Am selben Abend habe ich angefangen diese Unterlagen zu sichten, mit dem Ziel, einen maximalen Kaufpreis zu bestimmen, den ich bereit wäre, zu bezahlen.
Zunächst habe ich mir diverse Informationen zu den Wohnungen herausgesucht und sie je Wohnung in einer Excel gesammelt, z.B.:
- Wohnfläche
- Beginn Mietverhältnis
- Kaltmiete (€/m²)
- Kaltmiete bei 20% Erhöhung
- Kaltmiete bei Mietspiegel
Für die erste Berechnung habe ich den aktuellen Preis je Quadratmeter angesetzt, welcher bei 1250€/m² liegt. Damit kam ich auf einen Kaufpreis von 387.000€. Das Ergebnis wäre ein monatlicher Cashflow von -175€ nach Steuern und Rücklagen.
Die zweite Berechnung hat als Grundlage meinen SOLL Cashflow von 100€ brutto gehabt. In diesem Fall hätte ich einen Kaufpreis von max. 210.000€ zahlen dürfen.
Im Nachgang habe ich noch einige weitere Berechnungen angestellt mit unterschiedlichsten Kaufpreisen. Ich stellte fest, dass ich mit diesem Ansatz nicht weiter komme und habe daher meine normale Immobilienberechungstabelle genommen und die 10 Wohnungen dort eingetragen als wäre es eine Wohnung bzw. ein Haus.
Das Problem war, dass mir die Angaben zum Hausgeld der Wohnungen fehlten, also die umlagefähigen und nicht umlagefähigen Nebenkosten der Mieter.
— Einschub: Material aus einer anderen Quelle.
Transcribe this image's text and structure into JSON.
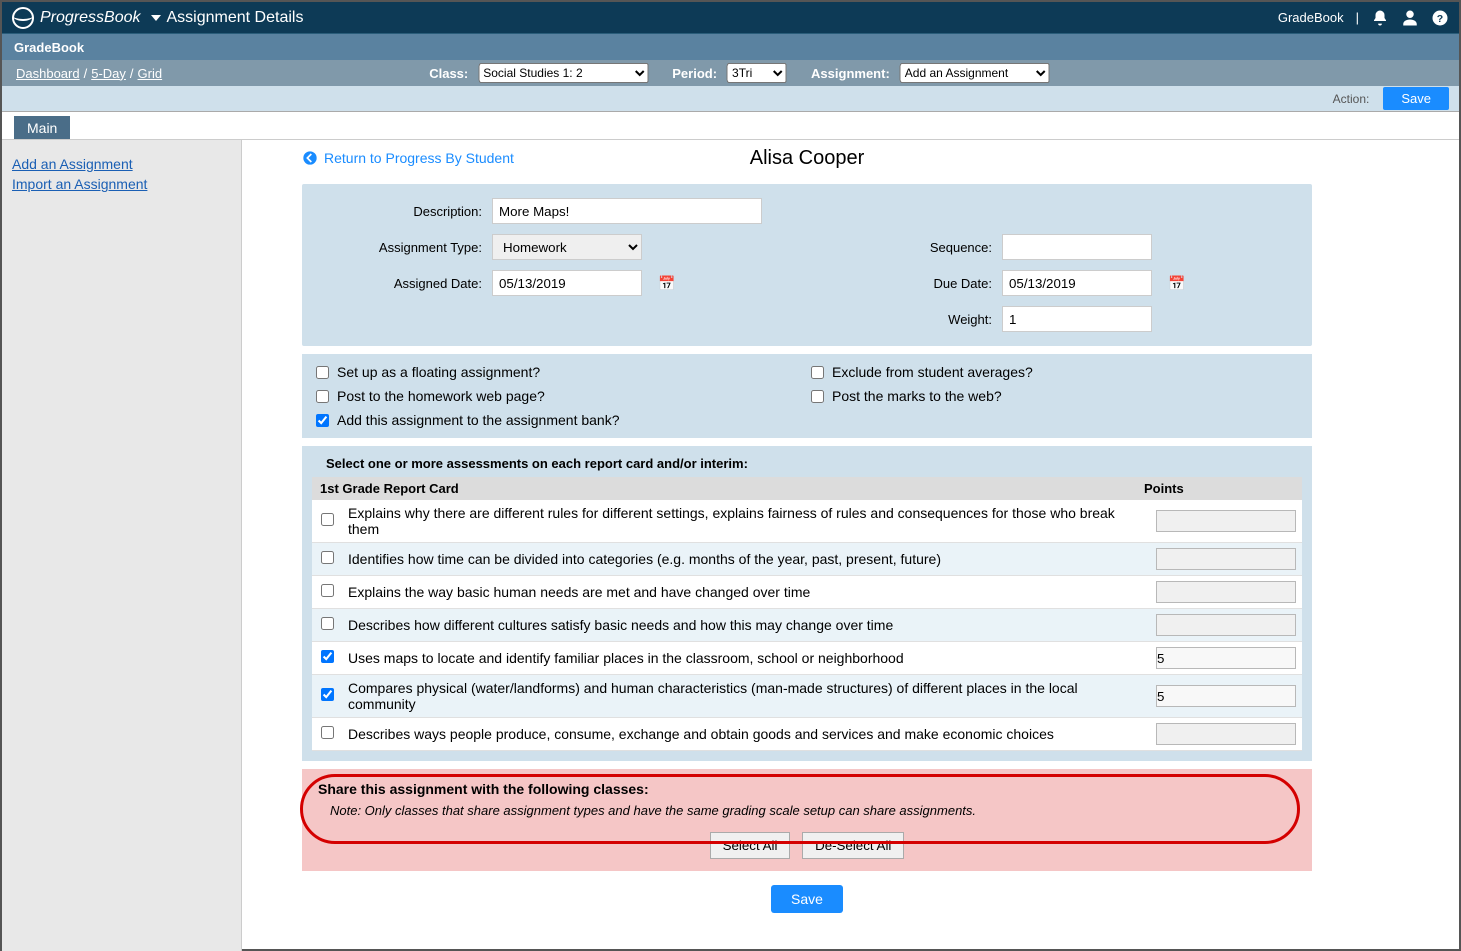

Also habe ich mich noch am selben Abend daran gemacht, die Nebenkostenabrechnungen auf Basis der Hausgeldabrechnungen aus dem Jahr 2017 zu erstellen.
Am Ende bin ich mit dieser Variante auf einen maximalen Kaufpreis von 330.000€ und als Einstiegsangebot 280.000€ gekommen.
Für den Freitagabend habe ich dann einen Termin mit der Verkäuferin vereinbart, um ihr das Angebot zu unterbreiten.
Weiter geht es in Folge 4.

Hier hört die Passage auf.